Chimeric antigen receptor–macrophage (CAR-M) therapy leverages the intrinsic tropism of macrophages toward sites of infection and their phagocytic and antigen-presenting capacities. Preclinical studies have demonstrated that engineered CAR-M cells can selectively target pathogens for clearance while modulating the immune microenvironment through cytokine secretion (e.g., IFN-γ), thereby exerting both antimicrobial and immunomodulatory effects (Kang et al., 2021; Song et al., 2022)(see Figure 2). In experimental sepsis models, engineered macrophages have been shown to fine-tune TLR4 signaling and other innate immune signaling pathways, effectively clearing pathogens while minimizing collateral inflammatory injury (Lin et al., 2021; Song et al., 2022). Despite these promising findings, CAR-M therapy faces several challenges, including complex manufacturing processes, high production costs, and concerns regarding the persistence, stability, and phenotypic plasticity of the engineered cells within the dynamic in vivo immune environment (Cajander et al., 2024; Chen et al., 2023). To address these limitations, the development of induced pluripotent stem cell (iPSC)-derived CAR-M cells (CAR-iMacs) has emerged as a potential “off-the-shelf” solution that could reduce production time and cost while enhancing scalability (Chin and Elisseeff, 2022; Su et al., 2022). Future research should prioritize improving the functional stability and adaptability of CAR-M therapies in the complex immunological milieu of sepsis and exploring their integration with complementary technologies, such as nano-immunomodulators and bioengineered delivery platforms, to enable safe and effective clinical translation (Feng et al., 2025; Giamarellos-Bourboulis et al., 2024; Liu et al., 2025).
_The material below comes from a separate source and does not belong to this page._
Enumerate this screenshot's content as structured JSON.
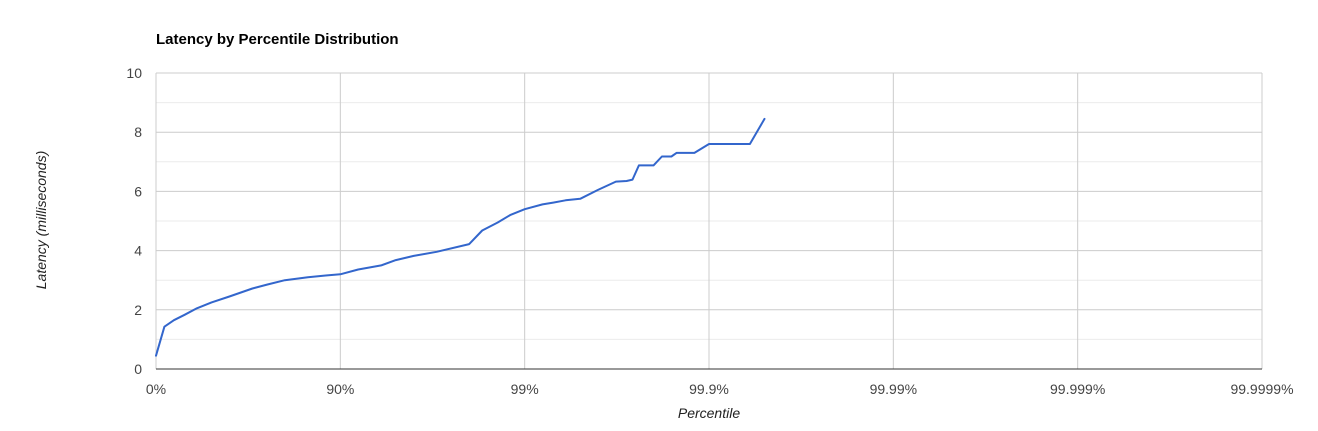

However, the application of chimeric antigen receptor–macrophage (CAR-M) therapy in sepsis remains largely theoretical and faces substantial translational challenges. The principal limitations include the complex and costly ex vivo manufacturing process, the risk of off-target activity or excessive inflammatory responses, and the complete absence of clinical safety or efficacy data in septic patients. Most critically, the time required for the generation of autologous CAR-M cells is fundamentally incompatible with the acute, rapidly evolving course of septic shock. Although “off-the-shelf” platforms such as CAR-induced macrophages (CAR-iMacs) present a potential solution, their stability and therapeutic efficacy within the dysregulated immune environment of sepsis remain unverified. For broader clinical applicability, alternative cell-based approaches—such as mesenchymal stromal cells (MSCs), which exhibit pleiotropic immunomodulatory properties and are already under evaluation in advanced clinical trials—may represent a more immediately feasible option (Ye et al., 2024). Future investigations must rigorously address these challenges before CAR-M therapy can be considered a viable therapeutic strategy.

A paramount challenge for autologous CAR-M therapy in sepsis is the stark mismatch between production timelines and disease kinetics. The conventional process—isolating a patient’s monocytes, genetically engineering them, expanding the CAR-M population, and validating their safety and function—is a protracted endeavor, typically spanning several weeks. This timeline is fundamentally incompatible with the management of septic shock, where the critical window for intervention is measured in hours to days. Consequently, the clinical feasibility of CAR-M therapy for acute sepsis is entirely contingent upon the development of a rapid, ‘off-the-shelf’ approach. This reality underscores the critical importance of advancing allogeneic platforms, such as those utilizing iPSC-derived CAR-iMacs. These cells can be pre-manufactured, quality-controlled, and banked for immediate administration, analogous to the use of frozen plasma or packed red blood cells in a transfusion service, thereby bridging the temporal divide between sophisticated cell engineering and emergent clinical need.

Recent advances have further propelled progress in this field. Notably, the development of “signal-switch” chimeric antigen receptor–macrophages (CAR-Ms), which can dynamically modulate their inflammatory activity in situ, represents a substantial step toward safer and more adaptable cellular therapies for complex inflammatory conditions such as sepsis (Cao et al., 2025).